Quant à l'action sur les prix, elle ne pouvait être
qu'artificielle, le prix marchand des produits ainsi fabriqués
étant sans proportion avec le coût de revient réel,
si on le calcule d'après les dépenses occasionnées
par l'internement lui-même.
1. MUSQUINET DE LA PAGNE, Bicêtre réformé
ou établissement d'une maison de discipline, 1789. p. 22.
2. Comme en Angleterre, il y eut des conflits de ce type en France;
à Troyes par exemple, procès entre «les maîtres
et communautés de bonnetiers» et les administrateurs
des hôpitaux (Archives du département de l'Aube).
|PAGE 99
Mesurée d'après leur seule valeur fonctionnelle,
la création des maisons d'internement peut passer pour
un échec. Leur disparition, dans presque toute l'Europe,
au début du XIXe siècle, comme centres d'accueil
des indigents et prisons de la misère, sanctionnera leur
insuccès final: remède transitoire et sans efficacité,
précaution sociale assez mal formulée par l'industrialisation
naissante. Et pourtant, dans cet échec même, l'âge
classique faisait une expérience irréductible. Ce
qui nous apparaît aujourd'hui comme une dialectique malhabile
de la production et des prix détenait alors sa signification
réelle d'une certaine conscience éthique du travail
où les difficultés des mécanismes économiques
perdaient leur urgence au profit d'une affirmation de valeur.

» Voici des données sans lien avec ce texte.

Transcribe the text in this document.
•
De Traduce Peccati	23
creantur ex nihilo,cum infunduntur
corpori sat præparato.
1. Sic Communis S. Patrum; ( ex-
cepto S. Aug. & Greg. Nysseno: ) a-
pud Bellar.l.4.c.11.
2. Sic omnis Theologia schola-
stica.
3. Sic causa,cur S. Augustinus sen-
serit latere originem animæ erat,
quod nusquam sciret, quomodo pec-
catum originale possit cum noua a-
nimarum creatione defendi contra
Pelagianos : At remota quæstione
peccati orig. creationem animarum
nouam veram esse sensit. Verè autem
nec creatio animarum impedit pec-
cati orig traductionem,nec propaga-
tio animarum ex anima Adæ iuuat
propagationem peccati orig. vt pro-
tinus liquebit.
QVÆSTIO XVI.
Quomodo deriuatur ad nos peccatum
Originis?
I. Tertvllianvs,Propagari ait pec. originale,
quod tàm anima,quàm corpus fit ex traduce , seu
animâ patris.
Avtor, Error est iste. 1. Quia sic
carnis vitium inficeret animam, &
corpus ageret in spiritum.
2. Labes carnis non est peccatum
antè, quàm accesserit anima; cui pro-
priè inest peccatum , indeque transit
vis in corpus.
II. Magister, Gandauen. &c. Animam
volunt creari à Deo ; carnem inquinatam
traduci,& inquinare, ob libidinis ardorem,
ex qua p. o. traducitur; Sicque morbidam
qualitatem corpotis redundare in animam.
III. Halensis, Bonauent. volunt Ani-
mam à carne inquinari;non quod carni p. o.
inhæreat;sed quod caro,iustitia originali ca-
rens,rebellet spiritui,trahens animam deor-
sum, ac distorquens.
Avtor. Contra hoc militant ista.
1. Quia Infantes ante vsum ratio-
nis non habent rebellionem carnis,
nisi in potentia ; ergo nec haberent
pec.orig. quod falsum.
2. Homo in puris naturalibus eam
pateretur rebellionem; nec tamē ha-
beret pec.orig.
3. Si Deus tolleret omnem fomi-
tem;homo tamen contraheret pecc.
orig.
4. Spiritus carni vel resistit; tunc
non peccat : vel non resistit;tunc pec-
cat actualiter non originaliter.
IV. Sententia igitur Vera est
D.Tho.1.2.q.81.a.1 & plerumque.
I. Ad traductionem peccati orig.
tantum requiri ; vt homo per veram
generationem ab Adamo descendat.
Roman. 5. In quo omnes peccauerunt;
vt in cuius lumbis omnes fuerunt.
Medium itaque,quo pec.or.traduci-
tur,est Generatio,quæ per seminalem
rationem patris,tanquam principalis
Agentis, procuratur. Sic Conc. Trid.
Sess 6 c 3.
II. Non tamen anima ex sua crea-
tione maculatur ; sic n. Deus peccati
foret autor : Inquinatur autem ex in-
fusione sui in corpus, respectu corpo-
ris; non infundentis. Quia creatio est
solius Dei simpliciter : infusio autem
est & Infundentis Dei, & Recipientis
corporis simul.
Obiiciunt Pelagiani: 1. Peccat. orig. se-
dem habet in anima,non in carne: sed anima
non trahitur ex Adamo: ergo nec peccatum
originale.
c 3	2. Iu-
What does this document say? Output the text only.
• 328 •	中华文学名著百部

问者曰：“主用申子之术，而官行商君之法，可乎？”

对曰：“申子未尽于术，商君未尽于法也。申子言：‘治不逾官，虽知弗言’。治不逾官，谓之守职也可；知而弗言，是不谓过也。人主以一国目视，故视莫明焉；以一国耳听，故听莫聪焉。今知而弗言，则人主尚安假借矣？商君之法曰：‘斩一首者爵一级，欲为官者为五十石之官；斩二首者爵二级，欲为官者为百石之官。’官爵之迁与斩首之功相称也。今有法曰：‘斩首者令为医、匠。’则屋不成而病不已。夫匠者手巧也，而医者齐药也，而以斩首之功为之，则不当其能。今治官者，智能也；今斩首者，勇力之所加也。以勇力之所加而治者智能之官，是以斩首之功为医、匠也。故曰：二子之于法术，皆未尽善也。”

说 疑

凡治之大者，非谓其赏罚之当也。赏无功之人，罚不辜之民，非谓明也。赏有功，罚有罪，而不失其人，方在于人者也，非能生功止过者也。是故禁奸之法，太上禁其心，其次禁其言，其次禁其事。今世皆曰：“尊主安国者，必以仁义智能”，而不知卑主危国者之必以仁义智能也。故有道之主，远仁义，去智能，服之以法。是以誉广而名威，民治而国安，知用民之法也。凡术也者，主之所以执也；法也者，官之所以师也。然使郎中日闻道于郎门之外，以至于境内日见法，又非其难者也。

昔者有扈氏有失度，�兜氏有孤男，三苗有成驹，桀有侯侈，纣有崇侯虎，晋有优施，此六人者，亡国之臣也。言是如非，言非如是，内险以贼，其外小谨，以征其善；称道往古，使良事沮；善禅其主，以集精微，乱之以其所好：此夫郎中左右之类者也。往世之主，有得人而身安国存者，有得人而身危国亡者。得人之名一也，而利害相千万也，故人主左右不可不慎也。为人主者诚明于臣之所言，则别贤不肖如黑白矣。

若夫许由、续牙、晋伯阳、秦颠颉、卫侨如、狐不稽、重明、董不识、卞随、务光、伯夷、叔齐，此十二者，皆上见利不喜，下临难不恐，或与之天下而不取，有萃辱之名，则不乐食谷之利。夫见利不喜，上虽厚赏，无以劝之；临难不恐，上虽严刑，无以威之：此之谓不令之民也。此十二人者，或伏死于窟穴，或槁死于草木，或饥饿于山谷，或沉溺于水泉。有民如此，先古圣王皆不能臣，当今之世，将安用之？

Dans ce premier essor du monde industriel, le travail ne paraît
pas lié à des problèmes qu'il susciterait
lui-même; on le perçoit au contraire comme solution
générale, panacée infaillible, remède
à toutes les formes de la misère. Travail et pauvreté
sont situés dans une opposition simple; leur étendue
respective serait en raison inverse l'une de l'autre. Quant à
ce pouvoir, qui lui appartiendrait en propre, de faire disparaître
la misère, le travail, pour la pensée classique,
ne le détient pas tellement de sa puissance productrice
que d'une certaine force d'enchantement moral. L'efficacité
du travail est reconnue parce qu'on la fonde sur sa transcendance
éthique. Depuis la chute, le labeur-châtiment a reçu
valeur de pénitence et pouvoir de rachat. Ce n'est pas
une loi de nature qui force l'homme à travailler, mais
l'effet d'une malédiction. La terre est innocente de cette
stérilité où elle viendrait à s'endormir
si l'homme demeurait oisif: «La terre n'avait point péché,
et si elle est maudite, c'est à cause du travail de l'homme
maudit qui la cultive; on ne lui arrache aucun fruit, et surtout
le fruit le plus nécessaire, que par force et parmi des
travaux continuels 1.»
1. BOSSUET, Élévations sur les mystères,
VIe semaine, 12e élévation. (Bossuet. Textes choisis
par H. BREMOND, Paris, 1913, t. III, p. 285.)
|PAGE 100
L'obligation du travail n'est liée à aucune confiance
dans la nature; et ce n'est même pas par une obscure fidélité
que la terre doit récompenser le labeur de l'homme. Le
thème est constant chez les catholiques, comme chez les
réformés, que le travail ne porte pas lui-même
ses fruits. Récolte et richesse ne se trouvent pas au terme
d'une dialectique du travail et de la nature. Voici l'avertissement
de Calvin: «Or que nous ne cuidions point, selon que les
hommes seront vigilants et habiles, selon qu'ils auront bien fait
leur devoir, qu'ils puissent faire leur terre fertile; c'est la
bénédiction de Dieu qui gouverne le tout 1.»,
Et ce péril d'un travail qui resterait infécond
si Dieu n'intervenait dans sa bienveillance, Bossuet, à
son tour, le reconnaît: «À chaque moment l'espérance
de la moisson, et le fruit unique de tous nos travaux peut nous
échapper; nous sommes à la merci du ciel inconstant
qui fait pleuvoir sur le tendre épi 2.» Ce travail
précaire auquel la nature jamais n'est forcée de
répondre -sauf volonté particulière de Dieu
-est pourtant obligatoire, en toute rigueur: non pas au niveau
des synthèses naturelles, mais au niveau des synthèses
morales. Le pauvre qui, sans consentir à «tourmenter»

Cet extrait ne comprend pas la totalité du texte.